Tú sí que eres tozudo, quise decir, pero me contuve. Me interesaba la historia más que discutir.

Mi padre suspiró.

– De acuerdo. Te contaré algo más sobre él mañana, a la luz del día, cuando no esté tan cansado y tengamos un poco de tiempo para pasear por las murallas. -Señaló con el vaso las almenas blanco-grisáceas iluminadas que se alzaban sobre el hotel-. Será un momento mejor para contar historias. Especialmente esa historia.
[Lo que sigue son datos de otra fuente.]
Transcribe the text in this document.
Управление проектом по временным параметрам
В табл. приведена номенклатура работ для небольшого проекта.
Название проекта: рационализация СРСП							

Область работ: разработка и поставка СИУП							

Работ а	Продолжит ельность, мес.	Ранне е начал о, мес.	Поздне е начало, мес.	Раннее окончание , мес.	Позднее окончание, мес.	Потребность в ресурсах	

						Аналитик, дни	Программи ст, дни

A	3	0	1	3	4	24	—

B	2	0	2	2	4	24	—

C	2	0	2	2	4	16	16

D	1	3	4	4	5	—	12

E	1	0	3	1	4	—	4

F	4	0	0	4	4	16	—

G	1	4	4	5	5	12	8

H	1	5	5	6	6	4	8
A media mañana estábamos sentados a treinta metros sobre el oleaje, que se estrellaba y lanzaba espuma alrededor de las gigantescas raíces de la ciudad. El cielo de noviembre era tan brillante como el de un día de verano. Mi padre se puso sus gafas de sol, consultó su reloj, dobló el folleto que hablaba de la arquitectura rojiza de abajo y dejó que un grupo de turistas alemanes se alejara hasta perderse de vista. Miré hacia el mar, al otro lado de una isla boscosa, hacia el lejano horizonte azul. De esa dirección habían llegado los barcos venecianos, trayendo guerra o comercio, con sus banderas rojas y doradas tremolando sin descanso bajo el mismo arco de cielo centelleante. Mientras esperaba a que mi padre hablara, sentí un estremecimiento de aprensión muy poco docto. Tal vez esos barcos que imaginaba en el horizonte no eran sólo parte de una exhibición abigarrada. ¿Por qué le costaba tanto a mi padre empezar?

4

Como ya te he dicho -empezó mi padre, después de carraspear una o dos veces-, el profesor Rossi era un gran estudioso y un verdadero amigo. No me gustaría que pensaras algo diferente. Sé que lo que dije antes de él puede llevarte a pensar que está… loco. Recordarás que me explicó algo muy difícil de creer, y yo me quedé asombrado, hasta llegué a dudar de él, aunque vi sinceridad y aceptación en su cara. Cuando terminó de hablar, me miró con aquellos ojos acerados. -¿Qué demonios quieres decir? Debí de tartamudear.